As predicted, my appetite caught up with my high-activity level the day before. I woke up SOOO hungry, so I started right away on a Mexican lasagna, because that’s what everyone eats for breakfast, right?
Well, you know us, we often eat dinner foods for our first meal of the day; there’s no law against it — ahem, food police! hehe
I was too hungry to wait for the “lasagna” to get done, so I had a small snack:

30g Barbara’s Honey Rice Puffins (120 cal) with 5oz Calorie Countdown fat free “milk” (30 cal), about 1/4 cup Friendship cottage cheese (55 cal) and grapes (plus about 10 more not pictured). The cereal is in a ramekin, so it’s a very small portion, especially because the milk makes it float up to the top. It’s one of those cereals that I’d have to eat half of the box to feel somewhat satisfied lol.
I started planning the Mexican lasagna in my head one item at a time after seeing so many ingredients in the fridge and pantry that seemed like they belonged together. So, I started working on a family-style dinner. In the Mexican lasagna (or casserole?) went:
- About 12 white corn tortillas
- Leftover Eden Organic brown rice & beans
- Half a can of no salt added black beans
- 2/3 can Amy’s Light in Sodium refried black beans
- 1 can Del Monte no salt added petite diced tomatoes
- 2/3 large red onion, chopped
- 1 can Del Monte no salt added cream corn
- 8oz Cabot 75% reduced fat cheddar cheese
- 1 TBSP extra virgin olive oil
- Cumin, dry cilantro
1. Add chunks of cheese to food processor with 1 TBSP EVOO, cumin and cilantro or shred it by hand and mix together. Being the cheese was low in fat, I like to add some oil to it. Not the greatest cheese for melting, but I worked with what I had as far as cheddar goes. I’d suggest using a higher fat or full fat cheese instead.
2. Layer a deep baking pan (any shape/size you want) with the above ingredients, just as you would make a regular lasagna. I put a layer of tomatoes and a little cream corn on the bottom first, and then the corn tortillas, beans, cheese, and so on.
3. Preheat oven to 375F
4. Bake on middle rack, covered with foil for 35-40 minutes
5. Uncover and let bake for another 15-20 minutes.
Mine made about 8 servings.
The cheese turned greenish-brown after mixing it with the cumin and cilantro.
I liked it a lot though! Hubby said it tasted good, but it needed beef. lol Being the grain + legume + veggie lover that I am (aka carb junkie), I liked it vegetarian style, but yeah, lean beef, ground turkey breast or chicken breast would go great in this. Maybe next time.

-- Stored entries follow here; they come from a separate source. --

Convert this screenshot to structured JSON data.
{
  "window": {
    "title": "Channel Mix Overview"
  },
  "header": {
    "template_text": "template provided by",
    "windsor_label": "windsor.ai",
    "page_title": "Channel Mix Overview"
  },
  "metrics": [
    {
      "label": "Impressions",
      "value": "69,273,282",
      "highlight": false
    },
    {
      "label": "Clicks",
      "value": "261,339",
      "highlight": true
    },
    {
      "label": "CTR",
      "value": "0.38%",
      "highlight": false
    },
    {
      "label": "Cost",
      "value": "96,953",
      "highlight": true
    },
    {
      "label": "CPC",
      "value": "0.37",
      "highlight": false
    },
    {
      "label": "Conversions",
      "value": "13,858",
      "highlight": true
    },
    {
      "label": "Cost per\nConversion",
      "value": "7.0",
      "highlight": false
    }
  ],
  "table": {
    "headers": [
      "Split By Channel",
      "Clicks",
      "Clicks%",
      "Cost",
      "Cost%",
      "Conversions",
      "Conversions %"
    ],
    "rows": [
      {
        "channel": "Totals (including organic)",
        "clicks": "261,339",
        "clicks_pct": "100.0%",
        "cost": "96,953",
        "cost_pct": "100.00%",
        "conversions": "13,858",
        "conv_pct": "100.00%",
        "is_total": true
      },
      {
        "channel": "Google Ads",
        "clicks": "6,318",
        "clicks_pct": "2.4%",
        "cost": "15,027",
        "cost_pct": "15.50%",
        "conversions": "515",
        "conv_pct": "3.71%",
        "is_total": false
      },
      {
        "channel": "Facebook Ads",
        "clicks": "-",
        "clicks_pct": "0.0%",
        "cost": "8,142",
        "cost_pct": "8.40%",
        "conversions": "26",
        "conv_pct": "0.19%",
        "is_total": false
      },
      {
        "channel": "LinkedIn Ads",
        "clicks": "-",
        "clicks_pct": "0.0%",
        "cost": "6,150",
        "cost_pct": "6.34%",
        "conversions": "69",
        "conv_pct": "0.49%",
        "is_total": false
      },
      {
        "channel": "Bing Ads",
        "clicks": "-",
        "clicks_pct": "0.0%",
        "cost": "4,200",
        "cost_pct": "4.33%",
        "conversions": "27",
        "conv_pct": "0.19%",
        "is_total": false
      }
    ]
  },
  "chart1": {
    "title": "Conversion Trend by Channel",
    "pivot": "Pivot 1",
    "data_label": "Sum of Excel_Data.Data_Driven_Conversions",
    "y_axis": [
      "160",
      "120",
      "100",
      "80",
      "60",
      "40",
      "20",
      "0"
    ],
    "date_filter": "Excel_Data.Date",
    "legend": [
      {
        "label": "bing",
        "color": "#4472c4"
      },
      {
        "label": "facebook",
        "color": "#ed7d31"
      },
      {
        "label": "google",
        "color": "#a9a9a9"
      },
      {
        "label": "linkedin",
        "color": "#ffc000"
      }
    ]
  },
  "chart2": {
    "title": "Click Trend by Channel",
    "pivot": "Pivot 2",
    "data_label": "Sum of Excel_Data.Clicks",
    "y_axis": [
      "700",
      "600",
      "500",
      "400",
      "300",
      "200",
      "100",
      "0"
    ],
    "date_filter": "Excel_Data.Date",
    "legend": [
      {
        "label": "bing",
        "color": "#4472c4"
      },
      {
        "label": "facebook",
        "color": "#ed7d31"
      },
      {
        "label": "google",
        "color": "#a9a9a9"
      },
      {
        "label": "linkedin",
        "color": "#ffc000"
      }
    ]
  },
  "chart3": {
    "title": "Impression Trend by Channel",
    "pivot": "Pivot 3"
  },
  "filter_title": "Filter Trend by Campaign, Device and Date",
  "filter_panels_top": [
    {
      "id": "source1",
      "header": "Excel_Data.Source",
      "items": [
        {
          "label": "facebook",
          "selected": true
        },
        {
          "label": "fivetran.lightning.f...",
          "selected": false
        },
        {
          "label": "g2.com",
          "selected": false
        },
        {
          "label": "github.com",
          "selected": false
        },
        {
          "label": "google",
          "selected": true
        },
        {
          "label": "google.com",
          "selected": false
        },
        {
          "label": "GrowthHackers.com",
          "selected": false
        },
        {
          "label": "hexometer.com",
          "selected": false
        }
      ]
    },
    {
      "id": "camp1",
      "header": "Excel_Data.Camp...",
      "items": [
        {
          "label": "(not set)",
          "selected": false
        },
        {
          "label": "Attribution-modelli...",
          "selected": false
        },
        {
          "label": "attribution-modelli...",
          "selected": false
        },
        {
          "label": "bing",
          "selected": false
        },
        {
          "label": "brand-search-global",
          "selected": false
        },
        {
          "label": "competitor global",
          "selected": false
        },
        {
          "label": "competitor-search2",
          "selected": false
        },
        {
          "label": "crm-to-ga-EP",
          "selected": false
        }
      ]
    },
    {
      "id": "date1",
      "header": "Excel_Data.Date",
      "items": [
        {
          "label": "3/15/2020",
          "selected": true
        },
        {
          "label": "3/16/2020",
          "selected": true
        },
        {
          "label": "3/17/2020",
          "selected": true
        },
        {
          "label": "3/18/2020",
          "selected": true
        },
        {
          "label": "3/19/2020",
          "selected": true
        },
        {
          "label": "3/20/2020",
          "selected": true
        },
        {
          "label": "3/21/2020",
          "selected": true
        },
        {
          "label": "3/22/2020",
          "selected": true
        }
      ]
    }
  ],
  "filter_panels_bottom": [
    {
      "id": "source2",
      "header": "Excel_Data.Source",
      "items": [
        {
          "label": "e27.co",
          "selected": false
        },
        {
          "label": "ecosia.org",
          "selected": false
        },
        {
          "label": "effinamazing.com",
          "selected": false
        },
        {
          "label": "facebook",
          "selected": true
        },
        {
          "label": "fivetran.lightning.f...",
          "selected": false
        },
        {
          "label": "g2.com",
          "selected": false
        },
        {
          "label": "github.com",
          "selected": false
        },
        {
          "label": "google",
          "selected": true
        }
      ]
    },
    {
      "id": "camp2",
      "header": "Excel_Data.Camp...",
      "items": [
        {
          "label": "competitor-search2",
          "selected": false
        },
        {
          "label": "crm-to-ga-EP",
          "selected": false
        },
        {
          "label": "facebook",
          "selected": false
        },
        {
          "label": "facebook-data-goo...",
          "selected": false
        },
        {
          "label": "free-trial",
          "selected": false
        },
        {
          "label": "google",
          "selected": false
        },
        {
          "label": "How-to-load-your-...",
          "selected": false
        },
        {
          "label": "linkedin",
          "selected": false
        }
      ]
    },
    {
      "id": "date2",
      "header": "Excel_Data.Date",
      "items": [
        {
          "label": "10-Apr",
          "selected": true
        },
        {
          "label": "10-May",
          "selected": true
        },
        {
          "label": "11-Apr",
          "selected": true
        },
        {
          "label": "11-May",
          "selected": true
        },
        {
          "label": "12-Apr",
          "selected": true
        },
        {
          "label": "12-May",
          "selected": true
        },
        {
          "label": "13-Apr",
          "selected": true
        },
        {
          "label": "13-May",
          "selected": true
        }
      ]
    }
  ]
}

I made a huge bowl of salad for everyone with:
- A head of red leaf lettuce
- 2 plum tomatoes
- Lots of sliced red onion
- Vinaigrette made with: 2 TBSP avocado oil (240 cal), 1 TBSP balsamic vinegar (10 cal), 2 TBSP red wine vinegar (5 cal), black pepper and 1 chopped garlic clove (5 cal)
I added 14g goat cheese crumbles (40 cal) to mine

Yummy! I picked on the leftovers a few times throughout the night.
Our last meal of the day was another one of my wacky sandwich ideas that was a major hit with my taste buds!
Smoked turkey on sprouted grain bread with slightly melted Swiss cheese and raspberry fruit spread

This is one of my new favorite sandwiches! I’ve been mixing sweet and savory a lot lately and this just came to me the other day. I layered 2 slices Applegate Farms smoked turkey (60 cal, just 360mg sodium) with 2 slices Sargento reduced fat Swiss cheese (120 cal) on a plate, then popped it in the microwave for 18 seconds to melt the cheese just a little bit. Then I placed the ooey gooey turkey melt on 2 slices of Alvarado Street No Salt! sprouted grain bread (180 cal) with 1 TBSP seedless raspberry Polaner All Fruit (40 cal).
OMG! DEEEEEEEEELISH! On the side had: 14g Sun Chips (70 cal) and 1 Chobani vanilla yogurt (120 cal) topped with 2 large strawberries (15 cal), 4g Uncle Sam’s original cereal (15 cal) and 7g chopped dried dates (25 cal)


One of THEE best and filling sandwich combos I have had in awhile for just 645 calories. I could have cut a few cals with a lighter bread and 1 less piece of cheese, but I’m fine with bigger meals and less snacking.

I want another one right now.
Can I rename my blog “Jenn and the Raspberry Turkey Sandwiches”? LOL Sounds like a garage band.
Our landscaper is mowing the lawn right now. I hope he doesn’t kill the iris!! I’d be so sad.
I think it should be ok. *crosses fingers*
I’m off to take a walk in my homemade obstacle course. I did an hour of it yesterday, too. Dustin’s birthday is next Thursday, so until then there’s going to be major sodium restrictions in place so I can lose some of this puffiness. Who’s with me?